Becky walks to the sink and runs the tap, pressing cool damp tissues to her puffy eyes. Perhaps they can be saved. She can hear the conversation outside getting louder, bolshier – nearing the pitch of the summertime pavement crowds outside a pub at closing.
‘Boy trouble?’ says Sharon.
‘That’d be nice.’
‘I heard you blowing your nose. Very unladylike. I was impressed.’
‘Oh God. Sorry.’
‘No, fuck that. Trumpet it out. Don’t go dabbing it away now.’
Becky could, perhaps, paper the cracks with jokes, and then run to her room. But she feels the place inside that her crying has hollowed out and is suddenly too tired to cover up, weave round, edit and hide.

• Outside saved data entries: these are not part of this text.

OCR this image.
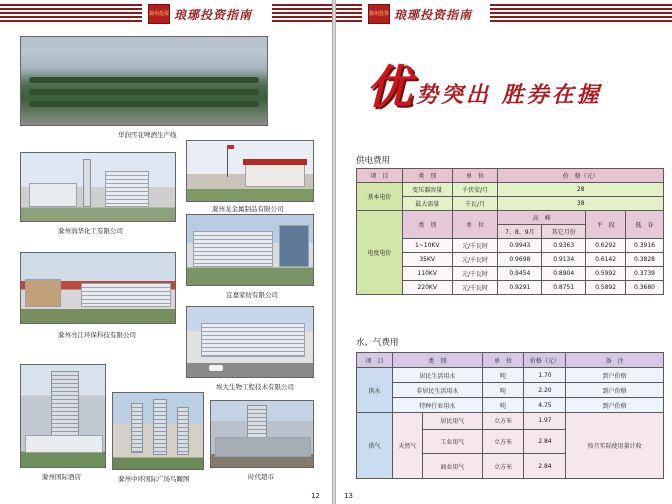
滁州投资 琅琊投资指南
华润雪花啤酒生产线
滁州润华化工有限公司
滁州龙金属制品有限公司
宜嘉家纺有限公司
滁州亮江环保科技有限公司
埃大生物工程技术有限公司
滁州国际酒店	滁州中环国际广场鸟瞰图	时代超市
12
滁州投资 琅琊投资指南
优 势突出 胜券在握
供电费用
项　目	类　别	单　位	价　格（元）			
基本电价	变压器容量	千伏安/月	28			
	最大需量	千瓦/月	38			
电度电价	类　别	单　位	高　峰		平　段	低　谷
			7、8、9月	其它月份		
	1~10KV	元/千瓦时	0.9943	0.9363	0.6292	0.3916
	35KV	元/千瓦时	0.9698	0.9134	0.6142	0.3828
	110KV	元/千瓦时	0.9454	0.8904	0.5992	0.3739
	220KV	元/千瓦时	0.9291	0.8751	0.5892	0.3680
水、气费用
项　目	类　别		单　位	价格（元）	备　注
供水	居民生活用水		吨	1.70	到户价格
	非居民生活用水		吨	2.20	到户价格
	特种行业用水		吨	4.75	到户价格
供气	天然气	居民用气	立方米	1.97	按月实际使用量计收
		工业用气	立方米	2.84	
		商业用气	立方米	2.84	
13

‘I just fucked up,’ she says.
‘How badly?’
‘Nobody died but … I got asked about something I’m working on and I felt like I couldn’t land it. I just allowed myself to be … It’s my job, my only job, to defend this thing and I let this guy …’
‘Shit on it?’
‘It wasn’t even that bad. I just did a rubbish job defending it. And now I feel like I’ve let someone down.’ Medea. ‘Even though … Even though it doesn’t matter to anyone except me.’
‘Been there a few times myself.’
Becky feels Sharon assess her. She feels sure she is looking at the running mascara, the tangled mess of hair and lopsided clothes, but that she is doing it with kind eyes while formulating something.
‘Never mind,’ Becky says. ‘I’ll just … I don’t know. Try and learn from it.’
‘What are you selling here anyway?’
‘It doesn’t matter.’
‘Come on, I’m asking. I’m not going to shit on it. You’ve made me curious.’
‘Yeah, but now it’d be pitching to a director.’
‘What, so you’ve been crying in there waiting till I need a piss so you can get five minutes at the mirror with me? I mean, if that’s your game-plan you’re the best fucking producer on the planet. Seriously wily. You’ve got Tamara Lenkiewa back there too. She’ll be needing a shit soon, you could have a crack at her as well.’